Полицейский считает, что молчу я слишком долго.

— Он и до тебя приставал к девушке у кассы, и она попросила контролера вызвать нас. Мы сидели в последнем ряду и видели, как он все время тебя преследовал. Это тот самый?

Я смотрю на руки мужчины, на его бледные узловатые пальцы, грязные ногти.

— Да, мне кажется, это он.

— Так да или нет?

— Да.

— Ты уверена?

— Да.

— Ладно, значит, можно его уводить и писать обвинение. Если повезет, вышлем его из страны.

— Вышлем из страны? — переспрашивает второй полицейский.

— Еще один из этих грязных иностранцев, они тут теперь на каждом шагу. Француз. Один из тех подонков, что работают в парке аттракционов, у него туристская виза. Пусть отправляется туда, откуда явился. Будет, наконец, спокойнее.

Мужчина пытается возразить.

— Нет, нет, я ничего не делал. Она мне подмигивала. Нет, нет.

Когда полицейские перестают обращать на него внимание, он начинает плакать, упрашивать.

— Пожалуйста, пожалуйста, — он вытирает лицо носовым платком, потом рукавом. И продолжает умолять, когда полицейский его уводит.

— Давай, давай, — говорит офицер, — нашему государству иностранное отребье ни к чему.

— Тебе придется подтвердить, что задержанный приставал к тебе. Когда ты его первый раз заметила? Ты его видела, когда села неподалеку от него?

Допрос продолжался. Я думала, меня спросят, почему я ему подмигнула, и никто не поверит, когда я стану это отрицать, но, казалось, полицейского это не интересует. Он все спрашивал, как я перебегала с места на место и где побывали руки мужчины, касался ли он меня своим телом.

— Брюки были расстегнуты? Половой член виден?

Натолкнувшись на мой недоуменный взгляд, полицейский показывает на свои колени. Я прекрасно понимаю, что он имеет в виду, я помню русских солдат в погребе. Мое лицо и шея становятся багровыми, кровь пульсирует, кажется, вот-вот кожа лопнет.

— Да.

Заканчивая разговор, полицейский протягивает мне номер телефона.

— Позвони, если до суда возникнут какие-то вопросы.

— До суда?

Мои наихудшие опасения оправдались.

— Да, ты отличный свидетель. Мы упечем его в тюрьму.
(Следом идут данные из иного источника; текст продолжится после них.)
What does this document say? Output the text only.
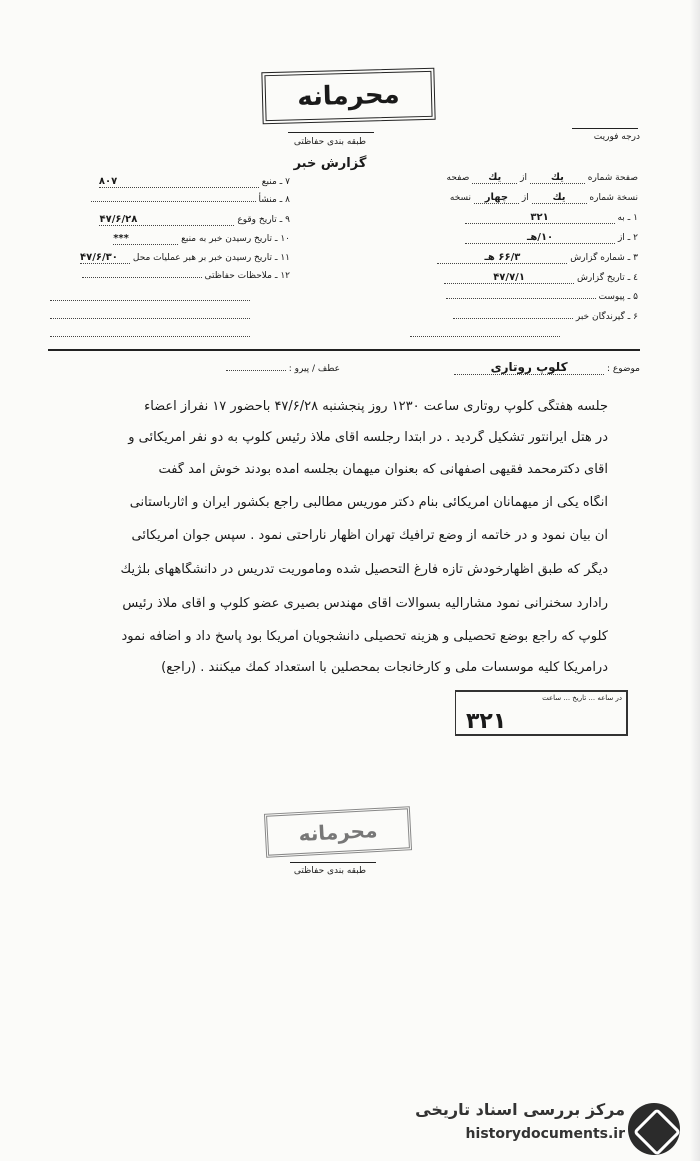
محرمانه
طبقه بندی حفاظتی	درجه فوريت
گزارش خبر
صفحة شماره يك از يك صفحه
نسخة شماره يك از چهار نسخه
۱ ـ به ۳۲۱
۲ ـ از ۱۰/هـ
۳ ـ شماره گزارش ۶۶/۳ هـ
٤ ـ تاريخ گزارش ۴۷/۷/۱
۵ ـ پيوست
۶ ـ گيرندگان خبر
۷ ـ منبع ۸۰۷
۸ ـ منشأ
۹ ـ تاريخ وقوع ۴۷/۶/۲۸
۱۰ ـ تاريخ رسيدن خبر به منبع ***
۱۱ ـ تاريخ رسيدن خبر بر هبر عمليات محل ۴۷/۶/۳۰
۱۲ ـ ملاحظات حفاظتی
موضوع : كلوپ روتاری
عطف / پيرو :
جلسه هفتگی كلوپ روتاری ساعت ۱۲۳۰ روز پنجشنبه ۴۷/۶/۲۸ باحضور ۱۷ نفراز اعضاء
در هتل ایرانتور تشكیل گردید . در ابتدا رجلسه آقای ملاذ رئیس كلوپ به دو نفر آمریكائی و
آقای دكترمحمد فقیهی اصفهانی كه بعنوان میهمان بجلسه آمده بودند خوش آمد گفت
آنگاه یكی از میهمانان آمریكائی بنام دكتر موریس مطالبی راجع بكشور ایران و آثارباستانی
آن بیان نمود و در خاتمه از وضع ترافیك تهران اظهار ناراحتی نمود . سپس جوان آمریكائی
دیگر كه طبق اظهارخودش تازه فارغ التحصیل شده ومأموریت تدریس در دانشگاههای بلژیك
رادارد سخنرانی نمود مشارالیه بسوالات آقای مهندس بصیری عضو كلوپ و آقای ملاذ رئیس
كلوپ كه راجع بوضع تحصیلی و هزینه تحصیلی دانشجویان آمریكا بود پاسخ داد و اضافه نمود
درآمریكا كلیه موسسات ملی و كارخانجات بمحصلین با استعداد كمك میكنند . (راجع)
در ساعه ... تاریخ ... ساعت
۳۲۱
محرمانه
طبقه بندی حفاظتی
مرکز بررسی اسناد تاریخی
historydocuments.ir
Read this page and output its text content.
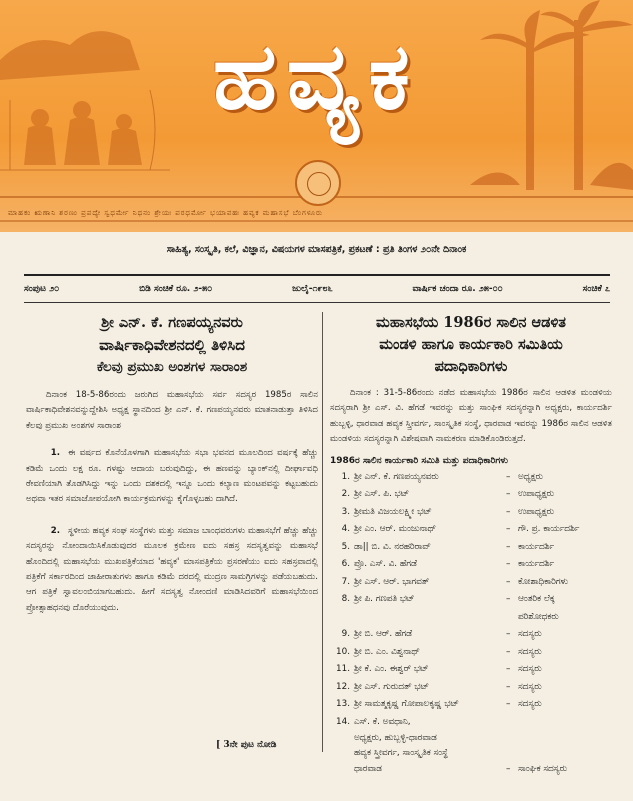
ಹವ್ಯಕ
ಮಾಹಕಂ ಋಣಾನಿ ಶರಣಂ ಪ್ರಪದ್ಯೇ ಸ್ವಧರ್ಮೇ ನಿಧನಂ ಶ್ರೇಯಃ ಪರಧರ್ಮೋ ಭಯಾವಹಃ ಹವ್ಯಕ ಮಹಾಸಭೆ ಬೆಂಗಳೂರು
ಸಾಹಿತ್ಯ, ಸಂಸ್ಕೃತಿ, ಕಲೆ, ವಿಜ್ಞಾನ, ವಿಷಯಗಳ ಮಾಸಪತ್ರಿಕೆ, ಪ್ರಕಟಣೆ : ಪ್ರತಿ ತಿಂಗಳ ೨೦ನೇ ದಿನಾಂಕ
ಸಂಪುಟ ೨೦	ಬಿಡಿ ಸಂಚಿಕೆ ರೂ. ೨-೫೦	ಜುಲೈ-೧೯೮೬	ವಾರ್ಷಿಕ ಚಂದಾ ರೂ. ೨೫-೦೦	ಸಂಚಿಕೆ ೭
ಶ್ರೀ ಎನ್. ಕೆ. ಗಣಪಯ್ಯನವರು
ವಾರ್ಷಿಕಾಧಿವೇಶನದಲ್ಲಿ ತಿಳಿಸಿದ
ಕೆಲವು ಪ್ರಮುಖ ಅಂಶಗಳ ಸಾರಾಂಶ

ದಿನಾಂಕ 18-5-86ರಂದು ಜರುಗಿದ ಮಹಾಸಭೆಯ ಸರ್ವ ಸದಸ್ಯರ 1985ರ ಸಾಲಿನ ವಾರ್ಷಿಕಾಧಿವೇಶನವನ್ನುದ್ದೇಶಿಸಿ ಅಧ್ಯಕ್ಷ ಸ್ಥಾನದಿಂದ ಶ್ರೀ ಎನ್. ಕೆ. ಗಣಪಯ್ಯನವರು ಮಾತನಾಡುತ್ತಾ ತಿಳಿಸಿದ ಕೆಲವು ಪ್ರಮುಖ ಅಂಶಗಳ ಸಾರಾಂಶ

1. ಈ ವರ್ಷದ ಕೊನೆಯೊಳಗಾಗಿ ಮಹಾಸಭೆಯ ಸಭಾ ಭವನದ ಮೂಲದಿಂದ ವರ್ಷಕ್ಕೆ ಹೆಚ್ಚು ಕಡಿಮೆ ಒಂದು ಲಕ್ಷ ರೂ. ಗಳಷ್ಟು ಆದಾಯ ಬರುವುದಿದ್ದು, ಈ ಹಣವನ್ನು ಬ್ಯಾಂಕ್‌ನಲ್ಲಿ ದೀರ್ಘಾವಧಿ ಠೇವಣಿಯಾಗಿ ತೊಡಗಿಸಿದ್ದು ಇನ್ನು ಒಂದು ದಶಕದಲ್ಲಿ ಇನ್ನೂ ಒಂದು ಕಲ್ಯಾಣ ಮಂಟಪವನ್ನು ಕಟ್ಟಬಹುದು ಅಥವಾ ಇತರ ಸಮಾಜೋಪಯೋಗಿ ಕಾರ್ಯಕ್ರಮಗಳನ್ನು ಕೈಗೊಳ್ಳಬಹು ದಾಗಿದೆ.
2. ಸ್ಥಳೀಯ ಹವ್ಯಕ ಸಂಘ ಸಂಸ್ಥೆಗಳು ಮತ್ತು ಸಮಾಜ ಬಾಂಧವರುಗಳು ಮಹಾಸಭೆಗೆ ಹೆಚ್ಚು ಹೆಚ್ಚು ಸದಸ್ಯರನ್ನು ನೋಂದಾಯಿಸಿಕೊಡುವುದರ ಮೂಲಕ ಕ್ರಮೇಣ ಐದು ಸಹಸ್ರ ಸದಸ್ಯತ್ವವನ್ನು ಮಹಾಸಭೆ ಹೊಂದಿದಲ್ಲಿ ಮಹಾಸಭೆಯ ಮುಖಪತ್ರಿಕೆಯಾದ 'ಹವ್ಯಕ' ಮಾಸಪತ್ರಿಕೆಯ ಪ್ರಸರಣೆಯು ಐದು ಸಹಸ್ರವಾದಲ್ಲಿ ಪತ್ರಿಕೆಗೆ ಸರ್ಕಾರದಿಂದ ಜಾಹೀರಾತುಗಳು ಹಾಗೂ ಕಡಿಮೆ ದರದಲ್ಲಿ ಮುದ್ರಣ ಸಾಮಗ್ರಿಗಳನ್ನು ಪಡೆಯಬಹುದು. ಆಗ ಪತ್ರಿಕೆ ಸ್ವಾವಲಂಬಿಯಾಗಬಹುದು. ಹೀಗೆ ಸದಸ್ಯತ್ವ ನೋಂದಣಿ ಮಾಡಿಸಿದವರಿಗೆ ಮಹಾಸಭೆಯಿಂದ ಪ್ರೋತ್ಸಾಹಧನವು ದೊರೆಯುವುದು.
[ 3ನೇ ಪುಟ ನೋಡಿ
ಮಹಾಸಭೆಯ 1986ರ ಸಾಲಿನ ಆಡಳಿತ
ಮಂಡಳಿ ಹಾಗೂ ಕಾರ್ಯಕಾರಿ ಸಮಿತಿಯ
ಪದಾಧಿಕಾರಿಗಳು

ದಿನಾಂಕ : 31-5-86ರಂದು ನಡೆದ ಮಹಾಸಭೆಯ 1986ರ ಸಾಲಿನ ಆಡಳಿತ ಮಂಡಳಿಯ ಸದಸ್ಯರಾಗಿ ಶ್ರೀ ಎಸ್. ವಿ. ಹೆಗಡೆ ಇವರನ್ನು ಮತ್ತು ಸಾಂಘಿಕ ಸದಸ್ಯರನ್ನಾಗಿ ಅಧ್ಯಕ್ಷರು, ಕಾರ್ಯದರ್ಶಿ ಹುಬ್ಬಳ್ಳಿ, ಧಾರವಾಡ ಹವ್ಯಕ ಸ್ತ್ರೀವರ್ಗ, ಸಾಂಸ್ಕೃತಿಕ ಸಂಸ್ಥೆ, ಧಾರವಾಡ ಇವರನ್ನು 1986ರ ಸಾಲಿನ ಆಡಳಿತ ಮಂಡಳಿಯ ಸದಸ್ಯರನ್ನಾಗಿ ವಿಶೇಷವಾಗಿ ನಾಮಕರಣ ಮಾಡಿಕೊಂಡಿರುತ್ತದೆ.

1986ರ ಸಾಲಿನ ಕಾರ್ಯಕಾರಿ ಸಮಿತಿ ಮತ್ತು ಪದಾಧಿಕಾರಿಗಳು
1. ಶ್ರೀ ಎನ್. ಕೆ. ಗಣಪಯ್ಯನವರು	– ಅಧ್ಯಕ್ಷರು
2. ಶ್ರೀ ಎಸ್. ಪಿ. ಭಟ್	– ಉಪಾಧ್ಯಕ್ಷರು
3. ಶ್ರೀಮತಿ ವಿಜಯಲಕ್ಷ್ಮೀ ಭಟ್	– ಉಪಾಧ್ಯಕ್ಷರು
4. ಶ್ರೀ ಎಂ. ಆರ್. ಮಂಜುನಾಥ್	– ಗೌ. ಪ್ರ. ಕಾರ್ಯದರ್ಶಿ
5. ಡಾ|| ಬಿ. ವಿ. ನರಹರಿರಾವ್	– ಕಾರ್ಯದರ್ಶಿ
6. ಪ್ರೊ. ಎಸ್. ವಿ. ಹೆಗಡೆ	– ಕಾರ್ಯದರ್ಶಿ
7. ಶ್ರೀ ಎಸ್. ಆರ್. ಭಾಗವತ್	– ಕೋಶಾಧಿಕಾರಿಗಳು
8. ಶ್ರೀ ಪಿ. ಗಣಪತಿ ಭಟ್	– ಆಂತರಿಕ ಲೆಕ್ಕ
ಪರಿಶೋಧಕರು
9. ಶ್ರೀ ಬಿ. ಆರ್. ಹೆಗಡೆ	– ಸದಸ್ಯರು
10. ಶ್ರೀ ಬಿ. ಎಂ. ವಿಶ್ವನಾಥ್	– ಸದಸ್ಯರು
11. ಶ್ರೀ ಕೆ. ಎಂ. ಈಶ್ವರ್ ಭಟ್	– ಸದಸ್ಯರು
12. ಶ್ರೀ ಎಸ್. ಗುರುದತ್ ಭಟ್	– ಸದಸ್ಯರು
13. ಶ್ರೀ ಸಾಮತ್ಮಕೃಷ್ಣ ಗೋಪಾಲಕೃಷ್ಣ ಭಟ್	– ಸದಸ್ಯರು
14. ಎಸ್. ಕೆ. ಅವಧಾನಿ,
ಅಧ್ಯಕ್ಷರು, ಹುಬ್ಬಳ್ಳಿ-ಧಾರವಾಡ
ಹವ್ಯಕ ಸ್ತ್ರೀವರ್ಗ, ಸಾಂಸ್ಕೃತಿಕ ಸಂಸ್ಥೆ
ಧಾರವಾಡ	– ಸಾಂಘಿಕ ಸದಸ್ಯರು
Твоя мама тоже должна прийти с тобой.

— Маме приходить обязательно? — Я сделала вид, что на суд-то я уж как-нибудь могу прийти и одна, чтобы мама и папа никогда об этом не узнали.

— Да, мама должна прийти. Много времени это не займет. Делать ничего не придется, только повторишь то, что рассказала сегодня мне. Вспомнишь?

— А девушка возле кассы? Она не может быть свидетелем? Разве не к ней первой он пристал? — Мой страх перед маминой реакцией сродни моей смелости задавать вопросы полицейскому.

— Она сразу ему сказала, чтобы убирался. С ней у него ничего не вышло.

Выхода нет. Я должна буду рассказать о случившемся маме, от стыда она начнет плакать. Бывает, она при этом судорожно всхлипывает, обхватив руками плечи, но может и не произнести ни слова. Мой самый серьезный проступок — причиненная ей боль.

— Послушай, — говорит полицейский, — я знаю, ты боишься. У меня у самого дочери. Но с тобой будет мама, ничего страшного не случится.

Полицейский не знает мою маму.

Но он по крайней мере не грозится посадить меня в тюрьму. Он спрашивает, не хочу ли я остаться досмотреть фильм; он меня отпускает. Когда я мотаю головой, он понимающе кивает. Потом сажает меня в патрульную машину на заднее сиденье и подвозит к автобусной остановке.

— Я хочу дать тебе совет, — говорит он, прежде чем открыть дверцу. — Ты очень красивая девочка. Поэтому ты должна быть очень осторожной. Очень внимательной.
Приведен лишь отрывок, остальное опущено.